EU skilled worker ‘blue card’ set for adoption 8 December

25 November 2008

BRUSSELS – The EU’s new "blue card" scheme to attract skilled migrant workers will be adopted on December 8 once European Parliament recommendations are considered, the bloc’s French presidency said Tuesday.

The blue card, meant to entice highly qualified non-EU nationals to Europe by giving them access to certain rights in any nation, was due to be rubber stamped when the bloc’s interior ministers meet Thursday.

But the parliament, in a non-binding report last week, urged the 27 EU countries to set the salary bar higher than they had planned.

"The states are not bound by these amendments but we are not taking the parliament’s vote lightly and we are going to see if improvements are possible," said a diplomat from France, which holds the EU presidency.

However he added: "There is no margin for manouevre to adjust the text on the ceiling for salaries."

The MEPs wanted EU interior ministers to insist that "blue card" candidates must have a job offer in Europe which pays at least 1.7 times the national average wage in the country they are applying to work in.

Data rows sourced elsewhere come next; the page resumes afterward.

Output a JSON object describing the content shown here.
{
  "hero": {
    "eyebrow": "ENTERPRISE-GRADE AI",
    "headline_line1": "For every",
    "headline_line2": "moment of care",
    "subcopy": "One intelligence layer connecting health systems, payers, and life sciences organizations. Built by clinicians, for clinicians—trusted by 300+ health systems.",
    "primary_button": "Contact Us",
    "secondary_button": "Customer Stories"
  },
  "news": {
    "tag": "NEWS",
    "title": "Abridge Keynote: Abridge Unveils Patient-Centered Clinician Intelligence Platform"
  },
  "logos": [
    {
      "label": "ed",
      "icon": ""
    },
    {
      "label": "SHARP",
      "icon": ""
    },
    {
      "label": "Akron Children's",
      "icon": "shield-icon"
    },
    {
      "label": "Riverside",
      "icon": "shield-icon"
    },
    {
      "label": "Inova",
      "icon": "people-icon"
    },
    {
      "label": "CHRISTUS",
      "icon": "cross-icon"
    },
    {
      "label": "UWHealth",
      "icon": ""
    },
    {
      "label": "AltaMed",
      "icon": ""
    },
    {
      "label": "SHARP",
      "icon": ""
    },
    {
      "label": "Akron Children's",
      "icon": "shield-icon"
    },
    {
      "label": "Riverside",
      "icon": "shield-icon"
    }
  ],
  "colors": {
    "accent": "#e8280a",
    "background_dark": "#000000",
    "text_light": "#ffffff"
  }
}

EU states have agreed that the amount should be 1.5 times the salary level.

The level could be lowered in some countries in sectors short of workers.

The "blue card" scheme is now set to be endorsed without discussion at a meeting of EU transport ministers on December 8.

With their population growth in decline, EU member states are looking to foreign labour to fill certain jobs but are struggling to compete with the United States, which attracts roughly twice the number of skilled workers.